Q: I keep hearing about Anthem being a hacking target. What happened and am I at risk?
A: Anthem Inc., the second-largest health insurer in America, was targeted in a major security breach over the last month. New reports suggest hackers have been trying to compromise the company’s systems for months and may have been inside their system since December. According to the company, 80 million Anthem customers may have had their names, Social Security numbers and addresses compromised.
This is a unique event in the recent history of cybersecurity. Previous hacks, like those affecting Home Depot or Target, were attacking hardware. Hackers were exploiting vulnerabilities in computer hardware and software to gain access to confidential data. Here, the company is reporting that hackers had a different target: company employees.
Anthem reports that, beginning in December, hackers acquired login credentials of five employees. The employees could have been victimized by malware or social engineering scams. The hackers trying to beat Anthem didn’t need to find a flaw in the computer infrastructure. Instead, they just had to find a weakness in the people operating those systems.
Once they had these credentials, hackers used their access to do two things. First, they breached the company databases. Once inside, they exposed addresses, dates of birth, employment history, employment information, income data, medical ID’s, names and Social Security numbers. Particularly noteworthy is the fact that payment information was not compromised. That means there’s no need to cancel credit cards that were used to pay Anthem bills yet. Second, hackers created a number of phony email accounts with Anthem domains.
There are two ways victims might be affected by this scam. First, they might have their personal information stolen.
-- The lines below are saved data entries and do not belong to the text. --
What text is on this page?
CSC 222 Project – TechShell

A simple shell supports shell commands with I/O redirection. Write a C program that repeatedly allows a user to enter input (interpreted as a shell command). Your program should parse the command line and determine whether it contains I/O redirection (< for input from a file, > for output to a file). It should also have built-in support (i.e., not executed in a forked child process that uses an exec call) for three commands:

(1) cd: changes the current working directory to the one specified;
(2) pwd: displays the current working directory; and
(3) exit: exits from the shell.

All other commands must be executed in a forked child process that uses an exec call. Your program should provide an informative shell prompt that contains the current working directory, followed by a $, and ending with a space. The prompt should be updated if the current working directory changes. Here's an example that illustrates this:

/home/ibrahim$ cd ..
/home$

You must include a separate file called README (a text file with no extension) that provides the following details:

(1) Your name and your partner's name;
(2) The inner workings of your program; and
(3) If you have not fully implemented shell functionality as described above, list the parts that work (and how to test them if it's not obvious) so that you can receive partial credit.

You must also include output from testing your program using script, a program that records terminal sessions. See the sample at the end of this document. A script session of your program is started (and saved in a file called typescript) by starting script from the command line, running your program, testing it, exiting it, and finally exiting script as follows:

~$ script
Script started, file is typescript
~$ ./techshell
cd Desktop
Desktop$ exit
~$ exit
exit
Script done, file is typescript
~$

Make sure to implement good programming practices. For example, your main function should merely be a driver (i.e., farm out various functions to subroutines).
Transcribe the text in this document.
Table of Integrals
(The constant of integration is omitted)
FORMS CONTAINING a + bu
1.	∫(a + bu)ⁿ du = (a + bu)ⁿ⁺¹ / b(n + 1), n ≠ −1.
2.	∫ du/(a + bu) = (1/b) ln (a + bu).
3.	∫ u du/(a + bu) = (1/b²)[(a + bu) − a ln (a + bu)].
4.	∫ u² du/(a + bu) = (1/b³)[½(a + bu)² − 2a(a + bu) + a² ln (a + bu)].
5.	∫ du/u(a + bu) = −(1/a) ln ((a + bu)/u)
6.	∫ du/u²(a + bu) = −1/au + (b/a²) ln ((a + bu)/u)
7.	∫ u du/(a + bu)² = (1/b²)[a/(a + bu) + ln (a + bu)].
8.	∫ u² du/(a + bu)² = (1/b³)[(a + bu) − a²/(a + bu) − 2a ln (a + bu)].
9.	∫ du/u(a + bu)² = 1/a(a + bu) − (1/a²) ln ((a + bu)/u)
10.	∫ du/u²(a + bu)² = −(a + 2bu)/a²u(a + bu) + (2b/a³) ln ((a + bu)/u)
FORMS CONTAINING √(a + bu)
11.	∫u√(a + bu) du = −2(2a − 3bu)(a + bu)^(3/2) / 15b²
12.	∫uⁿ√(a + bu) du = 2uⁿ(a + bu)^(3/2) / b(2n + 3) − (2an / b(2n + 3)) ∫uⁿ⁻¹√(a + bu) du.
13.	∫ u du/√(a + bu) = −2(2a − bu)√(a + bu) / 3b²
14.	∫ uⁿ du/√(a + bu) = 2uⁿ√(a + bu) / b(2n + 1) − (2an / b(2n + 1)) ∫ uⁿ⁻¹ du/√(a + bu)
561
This group exclusively consists of current and former Anthem customers. Given the timing of the hack, this will likely result in a fraudulent tax returns and possibly other instances of identity theft.
The second wave of victims is only just now emerging. The fake email accounts have been used to send wave after wave of “phishing” attacks to Anthem customers. These attacks take the form of an email apology with an offer for a year of free credit monitoring. Recipients of the email are redirected to another website to enter their Social Security number and other personally identifying information. This information is then used to commit any of a smorgasboard of identity theft crimes.
Anthem is currently being sued in several states. One lawsuit alleges current and former Anthem subscribers were misled about the security of their personal information and is seeking unspecified damages from the provider in overpaid premiums. Another pending lawsuit is seeking damages resulting from the frauds themselves. Until these lawsuits are settled, Anthem will likely not make any public statement of responsibility or apology, as this could be viewed by the courts as an admission of guilt. At this time, Anthem is offering no free credit monitoring service nor has it made any statement to members outside the press.
If you’re an Anthem subscriber, there are a few steps you should take as soon as possible. To find out if you’re an Anthem subscriber, check your insurance card. If you’re part of a group plan at work, you may need to ask your HR representative if your plan is administered through Anthem. In the meantime, take these three steps.
1.) File your taxes.
This will be one way to check if your Social Security number has been compromised. The state of Connecticut is encouraging their citizens to file early if they’re Anthem customers so hackers using stolen Social Security numbers will be easier to detect.
2.) Put a fraud alert on your credit report.
Contact any one of the three major reporting bureaus (Experian, Equifax, or Transunion) and explain your worries. A fraud report on one account will create a fraud report on all three, so there’s no need to duplicate your efforts. This report will notify you if anyone attempts to open an account in your name during the next 90 days. If you’re absolutely sure your number has been compromised, it might be worth putting a freeze on your credit history. This will prevent anyone from checking your credit or from opening up any account in your name, including you. While drastic, this measure is a sure-fire way to keep yourself safe.
3.) Get proactive with government services.
Notify the Social Security Administration and the Internal Revenue Service of the possible fraud to ensure that no one attempts to file a change of address form in your name. The US Postal Service also maintains a similar service. These steps will ensure that you’ll at least get a paper trail if someone makes an attempt to steal your identity.
Anthem is maintaining a toll-free question line. Customers with concerns or fears should call 877-263-7995. They have also created a website – www.AthemFacts.com – with up-to-date information about he scope and severity of the breach. They have made it clear that future contact with customers affected by the breach will be made by mail.